La deuxième Chambre administrative de la Cour suprême du Sénégal a annulé, dans un arrêt rendu le 26 mars 2026, une décision de l’Inspecteur d’Académie de Tambacounda ayant relevé un enseignant de ses fonctions de censeur et procédé à sa mutation d’office.

L’affaire oppose M. Mamadou Ndiaye, professeur de lettres modernes et ancien censeur du Lycée Mame Cheikh Mbaye de Tambacounda, à l’Inspecteur d’Académie, au proviseur du lycée concerné, au ministère de l’Éducation nationale ainsi qu’à l’État du Sénégal.

Une mutation contestée assimilée à une sanction disciplinaire

Selon les pièces du dossier, M. Ndiaye avait été nommé censeur en 2023. Mais par décision en date du 28 février 2025, il a été relevé de ses fonctions pour « mauvaise manière de servir et insubordination », avant d’être muté comme adjoint dans un autre établissement.

Estimant cette décision irrégulière, l’enseignant a saisi la Cour suprême en invoquant notamment la violation du statut général des fonctionnaires, l’absence de motivation et un détournement de pouvoir.

Le débat juridique : procédure disciplinaire non respectée

L’État du Sénégal avait soulevé une irrecevabilité du recours, arguant de l’absence de recours hiérarchique préalable.

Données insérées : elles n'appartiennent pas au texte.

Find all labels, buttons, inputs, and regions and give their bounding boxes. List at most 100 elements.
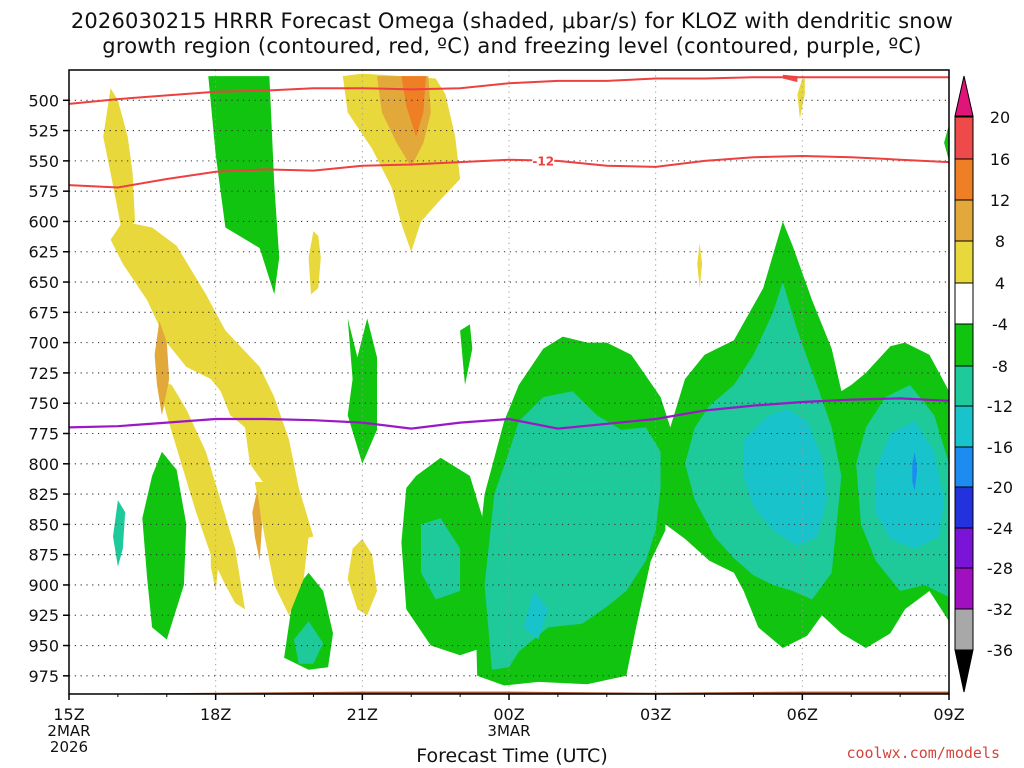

Mais la Cour a écarté cet argument, considérant que la décision contestée relevait en réalité d’une sanction disciplinaire déguisée.

Les juges ont rappelé que le statut général des fonctionnaires impose une procédure stricte en matière disciplinaire, notamment la possibilité pour l’agent de présenter ses observations et, dans certains cas, la saisine du conseil de discipline.

Une sanction déguisée et un détournement de pouvoir retenu

Dans sa motivation, la Cour suprême estime que la mutation d’office, motivée par des fautes reprochées à l’agent, constitue une sanction disciplinaire qui aurait dû respecter la procédure légale.

En procédant autrement, l’administration a commis un détournement de pouvoir, conclut la juridiction suprême.

Annulation de la décision administrative

Par conséquent, la Cour suprême a annulé la décision n°0012 du 28 février 2025 prise par l’Inspecteur d’Académie de Tambacounda.

Cette décision rappelle la rigueur du juge administratif sénégalais dans le contrôle des actes de gestion du personnel public et la protection des droits des fonctionnaires face aux mesures disciplinaires déguisées.